Belmar, N. J., women want to know the name of the wife who obtained from her husband funds for a new Easter bonnet and two dollars, besides, as a church contribution.
Women of one of the borough’s church societies each undertook to earn a dollar. They were to tell how they made it. Some baked cakes and one earned her share by deciphering a tombstone. The prize went to the woman who bargained with her husband for a dollar to trim her own Easter hat.
The husband gave her a dollar not to wear the hat and bought her a new hat besides.
Girl Arrests Hat Critics.
Miss Hannah Goldstein, of 1841 Prospect Place, East New York, chased two young men whom she accused of criticizing her hat into a candy store near her home, and there, after her screams had brought a crowd, exercised the right of any citizen to make arrests.
She took both into custody with the support of the onlookers, and escorted them to the Brownsville station, where they were booked on a charge of disorderly conduct.
The prisoners said they were Louis Markowitz, of 1589 Prospect Place, and Murray Zepkin, of 1858 Prospect Place.

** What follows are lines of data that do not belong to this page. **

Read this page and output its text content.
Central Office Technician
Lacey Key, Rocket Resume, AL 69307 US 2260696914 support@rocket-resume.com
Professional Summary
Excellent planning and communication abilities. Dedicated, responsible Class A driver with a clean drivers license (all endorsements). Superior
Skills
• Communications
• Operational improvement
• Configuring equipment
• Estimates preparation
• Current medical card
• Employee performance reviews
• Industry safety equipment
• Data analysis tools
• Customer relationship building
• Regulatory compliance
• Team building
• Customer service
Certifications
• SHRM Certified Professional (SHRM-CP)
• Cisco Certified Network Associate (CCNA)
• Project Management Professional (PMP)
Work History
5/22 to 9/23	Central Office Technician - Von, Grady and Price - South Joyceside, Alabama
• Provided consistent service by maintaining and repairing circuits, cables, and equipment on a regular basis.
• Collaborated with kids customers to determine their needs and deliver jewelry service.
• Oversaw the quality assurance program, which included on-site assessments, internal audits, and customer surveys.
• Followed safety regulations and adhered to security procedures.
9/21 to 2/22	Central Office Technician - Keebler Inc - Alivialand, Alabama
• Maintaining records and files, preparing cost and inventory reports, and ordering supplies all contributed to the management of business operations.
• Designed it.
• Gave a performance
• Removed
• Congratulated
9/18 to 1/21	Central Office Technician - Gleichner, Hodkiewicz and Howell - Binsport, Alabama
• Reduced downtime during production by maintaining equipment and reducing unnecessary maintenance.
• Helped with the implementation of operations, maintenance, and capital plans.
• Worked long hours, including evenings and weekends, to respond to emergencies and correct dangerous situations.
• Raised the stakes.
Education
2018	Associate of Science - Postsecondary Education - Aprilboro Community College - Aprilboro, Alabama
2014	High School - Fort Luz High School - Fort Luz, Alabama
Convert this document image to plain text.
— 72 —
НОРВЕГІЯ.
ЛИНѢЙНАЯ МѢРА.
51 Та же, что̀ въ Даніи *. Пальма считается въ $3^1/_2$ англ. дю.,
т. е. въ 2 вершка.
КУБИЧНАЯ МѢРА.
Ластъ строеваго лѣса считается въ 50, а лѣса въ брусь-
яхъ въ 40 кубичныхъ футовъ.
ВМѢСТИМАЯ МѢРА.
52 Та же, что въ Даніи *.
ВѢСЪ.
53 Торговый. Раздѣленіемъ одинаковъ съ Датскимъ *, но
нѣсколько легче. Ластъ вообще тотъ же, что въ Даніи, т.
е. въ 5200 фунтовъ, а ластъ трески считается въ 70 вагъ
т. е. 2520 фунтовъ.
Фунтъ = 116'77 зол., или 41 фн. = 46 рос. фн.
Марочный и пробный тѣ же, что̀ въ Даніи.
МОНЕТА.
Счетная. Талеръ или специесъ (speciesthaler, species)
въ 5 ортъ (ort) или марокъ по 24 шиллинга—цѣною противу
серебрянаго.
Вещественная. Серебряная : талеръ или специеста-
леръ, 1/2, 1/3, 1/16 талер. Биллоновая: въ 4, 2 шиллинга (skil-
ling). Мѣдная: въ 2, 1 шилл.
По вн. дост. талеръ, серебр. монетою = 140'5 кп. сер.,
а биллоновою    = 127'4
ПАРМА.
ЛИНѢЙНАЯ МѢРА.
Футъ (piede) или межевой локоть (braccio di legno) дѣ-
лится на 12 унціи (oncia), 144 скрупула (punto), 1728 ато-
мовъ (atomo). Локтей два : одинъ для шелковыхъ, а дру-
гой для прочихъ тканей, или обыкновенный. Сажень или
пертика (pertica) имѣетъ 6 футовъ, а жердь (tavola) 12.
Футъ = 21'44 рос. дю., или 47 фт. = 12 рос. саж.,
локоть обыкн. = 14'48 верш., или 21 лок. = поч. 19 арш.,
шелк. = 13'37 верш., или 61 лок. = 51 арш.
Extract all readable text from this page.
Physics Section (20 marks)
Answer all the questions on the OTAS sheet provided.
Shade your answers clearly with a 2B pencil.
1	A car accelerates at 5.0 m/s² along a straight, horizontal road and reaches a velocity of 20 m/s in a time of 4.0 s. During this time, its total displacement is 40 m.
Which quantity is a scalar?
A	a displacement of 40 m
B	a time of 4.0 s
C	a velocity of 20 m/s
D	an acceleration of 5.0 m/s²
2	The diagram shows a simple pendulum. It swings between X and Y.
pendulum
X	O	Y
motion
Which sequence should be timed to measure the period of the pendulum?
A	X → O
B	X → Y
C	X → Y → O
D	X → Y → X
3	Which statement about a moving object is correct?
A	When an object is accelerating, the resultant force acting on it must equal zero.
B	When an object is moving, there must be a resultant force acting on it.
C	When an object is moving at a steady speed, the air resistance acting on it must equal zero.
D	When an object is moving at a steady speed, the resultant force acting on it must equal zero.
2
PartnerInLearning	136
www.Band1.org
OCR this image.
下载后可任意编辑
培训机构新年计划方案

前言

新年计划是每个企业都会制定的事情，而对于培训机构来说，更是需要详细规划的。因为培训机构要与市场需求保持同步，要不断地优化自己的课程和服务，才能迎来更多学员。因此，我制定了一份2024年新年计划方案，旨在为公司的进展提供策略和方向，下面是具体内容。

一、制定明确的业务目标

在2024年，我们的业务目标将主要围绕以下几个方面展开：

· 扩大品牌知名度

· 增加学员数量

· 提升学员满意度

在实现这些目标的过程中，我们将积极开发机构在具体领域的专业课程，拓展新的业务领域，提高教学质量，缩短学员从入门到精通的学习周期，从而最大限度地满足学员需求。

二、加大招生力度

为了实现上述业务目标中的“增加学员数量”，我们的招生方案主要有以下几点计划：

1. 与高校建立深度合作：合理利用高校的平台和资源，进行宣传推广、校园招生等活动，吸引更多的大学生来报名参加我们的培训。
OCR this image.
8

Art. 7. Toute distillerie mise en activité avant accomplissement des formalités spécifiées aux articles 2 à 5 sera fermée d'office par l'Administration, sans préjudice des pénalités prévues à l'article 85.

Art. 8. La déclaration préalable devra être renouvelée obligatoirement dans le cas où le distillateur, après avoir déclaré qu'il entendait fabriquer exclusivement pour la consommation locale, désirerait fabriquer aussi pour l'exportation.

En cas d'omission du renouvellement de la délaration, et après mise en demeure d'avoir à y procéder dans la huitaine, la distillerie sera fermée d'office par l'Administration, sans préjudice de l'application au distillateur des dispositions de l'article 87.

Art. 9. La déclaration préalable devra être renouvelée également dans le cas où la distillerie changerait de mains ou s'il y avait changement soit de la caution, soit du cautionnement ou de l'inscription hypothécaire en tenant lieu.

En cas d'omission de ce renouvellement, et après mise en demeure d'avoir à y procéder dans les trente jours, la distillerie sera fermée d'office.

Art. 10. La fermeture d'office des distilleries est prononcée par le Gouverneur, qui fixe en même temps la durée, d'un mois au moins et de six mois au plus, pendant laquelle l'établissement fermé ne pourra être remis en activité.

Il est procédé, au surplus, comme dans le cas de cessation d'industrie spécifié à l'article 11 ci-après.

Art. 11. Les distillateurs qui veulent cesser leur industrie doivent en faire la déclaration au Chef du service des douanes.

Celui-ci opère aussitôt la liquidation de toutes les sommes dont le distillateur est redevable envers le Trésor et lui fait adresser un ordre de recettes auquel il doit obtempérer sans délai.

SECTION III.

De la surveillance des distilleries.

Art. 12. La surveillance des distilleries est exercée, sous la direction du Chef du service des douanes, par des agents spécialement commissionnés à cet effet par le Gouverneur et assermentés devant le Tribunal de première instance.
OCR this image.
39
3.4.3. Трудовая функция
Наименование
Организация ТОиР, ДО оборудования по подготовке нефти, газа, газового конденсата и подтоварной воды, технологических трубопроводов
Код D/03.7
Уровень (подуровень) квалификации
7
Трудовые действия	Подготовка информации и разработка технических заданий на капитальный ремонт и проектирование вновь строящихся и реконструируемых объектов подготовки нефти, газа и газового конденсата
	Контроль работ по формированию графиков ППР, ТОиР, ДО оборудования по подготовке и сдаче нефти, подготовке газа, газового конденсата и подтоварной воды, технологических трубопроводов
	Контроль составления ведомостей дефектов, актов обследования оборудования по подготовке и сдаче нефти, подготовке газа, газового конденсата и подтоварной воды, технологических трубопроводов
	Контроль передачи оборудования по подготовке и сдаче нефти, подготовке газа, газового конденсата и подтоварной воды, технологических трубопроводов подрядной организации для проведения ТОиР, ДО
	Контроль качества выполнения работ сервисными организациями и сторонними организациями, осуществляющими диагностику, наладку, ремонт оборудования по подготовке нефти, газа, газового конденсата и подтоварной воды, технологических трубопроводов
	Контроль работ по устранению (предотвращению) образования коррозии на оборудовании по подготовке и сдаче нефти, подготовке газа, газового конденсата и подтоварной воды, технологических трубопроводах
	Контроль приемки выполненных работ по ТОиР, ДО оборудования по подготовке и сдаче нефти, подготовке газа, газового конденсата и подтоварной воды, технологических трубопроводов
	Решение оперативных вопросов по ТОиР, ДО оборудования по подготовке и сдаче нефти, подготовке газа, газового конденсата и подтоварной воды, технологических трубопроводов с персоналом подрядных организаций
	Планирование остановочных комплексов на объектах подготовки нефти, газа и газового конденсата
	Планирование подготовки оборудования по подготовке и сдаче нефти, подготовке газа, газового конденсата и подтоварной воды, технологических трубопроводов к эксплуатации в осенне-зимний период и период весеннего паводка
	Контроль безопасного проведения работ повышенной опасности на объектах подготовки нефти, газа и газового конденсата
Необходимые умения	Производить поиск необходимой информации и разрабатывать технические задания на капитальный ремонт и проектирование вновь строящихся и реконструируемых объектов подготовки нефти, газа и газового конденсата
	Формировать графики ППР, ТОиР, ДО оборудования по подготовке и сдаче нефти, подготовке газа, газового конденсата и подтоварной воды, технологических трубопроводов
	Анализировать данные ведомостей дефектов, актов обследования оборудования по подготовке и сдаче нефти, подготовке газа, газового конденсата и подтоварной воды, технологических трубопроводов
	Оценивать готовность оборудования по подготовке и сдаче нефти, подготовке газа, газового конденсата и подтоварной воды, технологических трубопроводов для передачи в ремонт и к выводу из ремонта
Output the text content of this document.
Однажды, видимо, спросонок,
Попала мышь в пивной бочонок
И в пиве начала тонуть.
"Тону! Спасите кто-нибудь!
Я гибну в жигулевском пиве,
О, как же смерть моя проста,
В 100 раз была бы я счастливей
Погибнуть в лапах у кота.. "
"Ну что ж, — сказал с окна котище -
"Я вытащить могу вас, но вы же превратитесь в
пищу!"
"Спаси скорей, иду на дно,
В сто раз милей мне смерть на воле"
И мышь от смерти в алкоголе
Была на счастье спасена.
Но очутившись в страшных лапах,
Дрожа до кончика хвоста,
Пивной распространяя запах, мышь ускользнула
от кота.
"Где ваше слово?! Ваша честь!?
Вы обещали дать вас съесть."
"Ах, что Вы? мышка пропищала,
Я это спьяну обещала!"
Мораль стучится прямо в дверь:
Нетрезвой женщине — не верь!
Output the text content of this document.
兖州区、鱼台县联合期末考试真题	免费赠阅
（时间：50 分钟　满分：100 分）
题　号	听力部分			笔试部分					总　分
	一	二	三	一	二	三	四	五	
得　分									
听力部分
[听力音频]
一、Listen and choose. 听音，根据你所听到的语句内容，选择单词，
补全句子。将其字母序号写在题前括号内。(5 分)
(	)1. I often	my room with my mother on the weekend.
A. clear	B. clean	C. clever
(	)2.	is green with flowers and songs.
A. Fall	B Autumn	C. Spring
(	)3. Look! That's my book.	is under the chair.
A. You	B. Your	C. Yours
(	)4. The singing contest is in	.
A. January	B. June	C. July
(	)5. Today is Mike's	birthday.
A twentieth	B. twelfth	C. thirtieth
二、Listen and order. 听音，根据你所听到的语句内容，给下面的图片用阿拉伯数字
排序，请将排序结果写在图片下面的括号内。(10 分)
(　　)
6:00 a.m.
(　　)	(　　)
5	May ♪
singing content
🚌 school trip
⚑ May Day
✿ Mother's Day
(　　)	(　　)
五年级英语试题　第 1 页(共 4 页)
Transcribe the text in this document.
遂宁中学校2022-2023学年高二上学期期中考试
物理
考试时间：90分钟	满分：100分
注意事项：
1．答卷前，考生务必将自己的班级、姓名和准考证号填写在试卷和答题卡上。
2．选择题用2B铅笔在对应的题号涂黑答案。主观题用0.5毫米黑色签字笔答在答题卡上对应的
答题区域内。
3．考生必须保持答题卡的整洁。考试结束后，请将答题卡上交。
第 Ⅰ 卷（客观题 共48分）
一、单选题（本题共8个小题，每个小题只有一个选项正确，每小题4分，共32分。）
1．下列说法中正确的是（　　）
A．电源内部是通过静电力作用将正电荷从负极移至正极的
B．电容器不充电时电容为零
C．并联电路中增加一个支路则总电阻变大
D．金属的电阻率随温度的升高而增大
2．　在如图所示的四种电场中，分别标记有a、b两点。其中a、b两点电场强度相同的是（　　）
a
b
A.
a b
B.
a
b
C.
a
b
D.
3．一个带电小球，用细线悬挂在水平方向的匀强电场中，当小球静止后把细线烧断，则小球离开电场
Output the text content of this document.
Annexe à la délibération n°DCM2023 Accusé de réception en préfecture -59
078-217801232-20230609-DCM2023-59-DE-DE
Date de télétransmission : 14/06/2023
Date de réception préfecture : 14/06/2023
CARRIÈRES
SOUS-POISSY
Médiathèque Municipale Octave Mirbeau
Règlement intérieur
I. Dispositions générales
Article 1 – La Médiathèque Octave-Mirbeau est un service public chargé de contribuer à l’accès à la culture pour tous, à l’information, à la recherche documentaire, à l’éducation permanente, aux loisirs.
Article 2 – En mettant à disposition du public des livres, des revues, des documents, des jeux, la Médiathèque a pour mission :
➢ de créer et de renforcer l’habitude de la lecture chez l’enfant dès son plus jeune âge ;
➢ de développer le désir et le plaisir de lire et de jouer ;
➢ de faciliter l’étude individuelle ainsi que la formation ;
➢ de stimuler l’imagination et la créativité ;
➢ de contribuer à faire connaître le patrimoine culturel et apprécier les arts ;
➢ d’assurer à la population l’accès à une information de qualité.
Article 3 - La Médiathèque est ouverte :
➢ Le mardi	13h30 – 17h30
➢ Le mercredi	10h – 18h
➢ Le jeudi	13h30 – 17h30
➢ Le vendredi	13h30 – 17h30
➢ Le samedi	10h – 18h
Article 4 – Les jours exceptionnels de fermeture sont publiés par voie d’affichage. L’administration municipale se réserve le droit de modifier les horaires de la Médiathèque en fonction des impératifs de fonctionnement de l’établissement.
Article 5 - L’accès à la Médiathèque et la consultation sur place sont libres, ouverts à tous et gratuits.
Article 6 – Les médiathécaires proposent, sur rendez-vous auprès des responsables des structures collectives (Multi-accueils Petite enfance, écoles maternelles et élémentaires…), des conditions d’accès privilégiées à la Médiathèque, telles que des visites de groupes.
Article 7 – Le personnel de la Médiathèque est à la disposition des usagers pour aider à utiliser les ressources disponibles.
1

Boy in Storage Three Days.
While the police of New York searched three days for James Kelly, the fourteen-year-old foster son of Mrs. Thomas Riley, of 158 Kent Street, Williamsburg, the youngster was locked in the subbasement of the building in which he lived. A workman for a storage ware[{57}]house, which occupies the lower floors, found him unconscious.
A general alarm was sent out for the boy, and it was only by accident that the subbasement was opened, as goods had been placed there to remain several months.